Bientôt le sommet, à 2800 m. L'ascension m'a parue si courte, j'ai déjà le regret de devoir quitter ces pentes et paysages magiques. JY récupère mon vélo, André m'assoit pour me masser et changer mes vêtements (trempés), Marie No s'affaire à mon ravitaillement - top mon équipe d'assistance ! Une fois assise, je suffoque, respiration impossible, quelques nano-secondes de panique, bruits impressionnants pour remettre la machine respiratoire en route, André me tient contre lui, m'embrasse, me protège, me rassure, me murmure ce que je sais déjà : ne t'inquiète pas, c'est l'altitude....pensée qui me traverse : la prochaîne fois, je m'acclimaterai à l'altitude auparavant. Suis née dans la plaine, vraiment pas une montagnarde, ai besoin de 'paliers de décompression' aux alentours des 1900 m puis des 2300 m. Retour à la normale.
Je repars une fois chaudement vêtue, au plus vite. D'autant que je viens de voir Giancarla passer, sans prendre le temps d'un arrêt, dédaignant d'enfiler ne serait-ce qu'un coupe-vent. Je retrouve les premiers lacets (encore humides) de la descente sur Bormio avec délice et entrain. A droite, l'embranchement vers l'Umbrail. Ah peut-être que demain......Plus bas, les prairies des marmottes. Ici le café terrasse que j'affectionne. Là les tunnels dont le revêtement est traitre. Ah voici Giancarla et sa voiture, au passage elle me crie "Go, go, Patricia. I'm scared." Dernière portion des 24 km de descente et entrée dans
Bormio : chaleur moite. Oh vite regagner les hauteurs, ne pas stagner dans les vallées et les villes aux populations animées et nombreuses. Direction Valfurva et Santa Catarina. La première partie du
Gavia se fait sans encombre, les jambes répondent bien, le massage d'André a effacé toute la fatigue du Stelvio, semble-t-il. Une pluie battante est là à nouveau. L'orage tourne autour de Bormio, cela promet. Arrêt pour me déshabiller à la sortie de Bormio : le Boxer recule, menace d'écraser mon vélo et moi avec si je ne réussis pas à me désengager, cris de Jean Yves et Marie No, au volant André saura éviter le pire. Bizarre, impression d'une histoire sans paroles.

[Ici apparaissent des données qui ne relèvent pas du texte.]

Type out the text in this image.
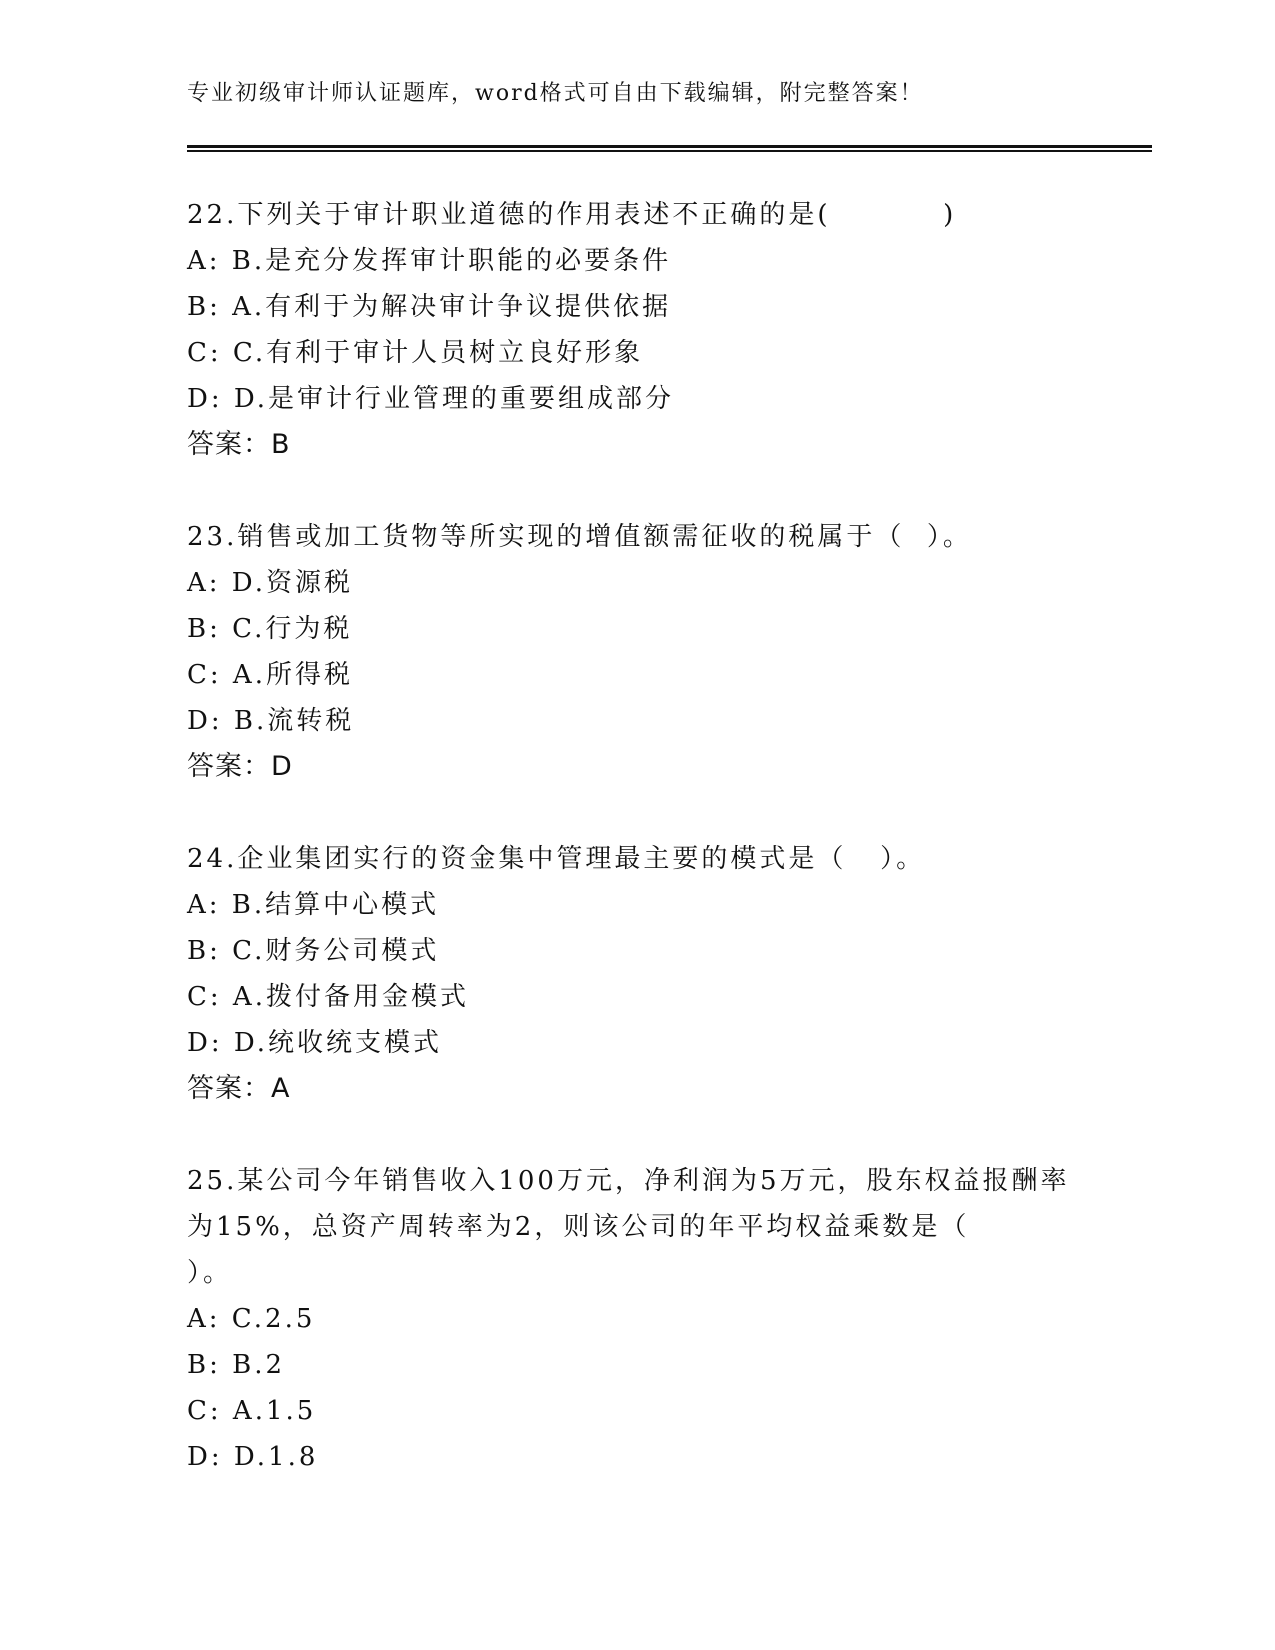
专业初级审计师认证题库，word格式可自由下载编辑，附完整答案！
22.下列关于审计职业道德的作用表述不正确的是(          )
A: B.是充分发挥审计职能的必要条件
B: A.有利于为解决审计争议提供依据
C: C.有利于审计人员树立良好形象
D: D.是审计行业管理的重要组成部分
答案：B
23.销售或加工货物等所实现的增值额需征收的税属于（  ）。
A: D.资源税
B: C.行为税
C: A.所得税
D: B.流转税
答案：D
24.企业集团实行的资金集中管理最主要的模式是（   ）。
A: B.结算中心模式
B: C.财务公司模式
C: A.拨付备用金模式
D: D.统收统支模式
答案：A
25.某公司今年销售收入100万元，净利润为5万元，股东权益报酬率
为15%，总资产周转率为2，则该公司的年平均权益乘数是（
）。
A: C.2.5
B: B.2
C: A.1.5
D: D.1.8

Plus haut, j'enfile un coupe-vent. Je suis trempée. Après Santa Catarina, et sa rampe de déviation, les premiers lacets du Gavia au milieu des sapins, et bientôt les pentes les plus assassines du col.
Le froid est de retour, en fait je grelotte lorsque le vent est de face, attaque sournoise d'une crampe au vaste interne gauche (trop d'huile de massage ? réaction au froid ?), peu importe il me faut me mettre en danseuse pour venir à bout de cette partie si difficile. Juste la nécessité d'avancer, coûte que coûte. Dernier tiers du col, paysage de très haute montagne, neige soufflée par le vent, lacs gelés, rochers désolés d'être si blanc, et la pluie qui tombe sans discontinuer. Dominante gris anthracite. Plus une moto, à peine une voiture de loin en loin, deux cyclotouristes en sens inverse - Dieu merci, je ne suis pas seule ! Au sommet, le Boxer et la voiture de Mélanie. Je suis happée et montée à l'intérieur du mini-bus. Changée de pied en cap. Marie No m'a préparé une tisane chaude. Trop bon. Je ne veux rien manger, pas le temps, pas envie, les efforts consentis pour venir à bout du Gavia m'ont entamée, lessivée. Mais je suis heureuse d'être venue à bout de ce col que je crains. Dans ma tête : reste le Mortirolo, et après ce sera gagné [quelle présomption !!] !
Vite, je m'élance dans la descente. André a juste le temps de me dire que le revêtement est superbe. Ah bon ?! Route très étroite, chaussée défoncée et détrempée, gravillons et trous dans les virages, brouillard, pluie qui tombe toujours - le style de descente qui m'aurait rendue folle de peur il y a deux ans de cela. Là, je m'éclate, j'adore. Quelle ambiance ! Ce n'est plus Ruskin qui me vient en tête.....c'est le monstre conçu par le Frankenstein de Mary Shelley, oui, c'est bien cela ! Je comprends en un éclair comment cette belle jeune femme si sensible et cultivée a pu concevoir une créature littéraire pareille - elle a dû effectuer une randonnée au sommet du Gavia par temps de pluie !!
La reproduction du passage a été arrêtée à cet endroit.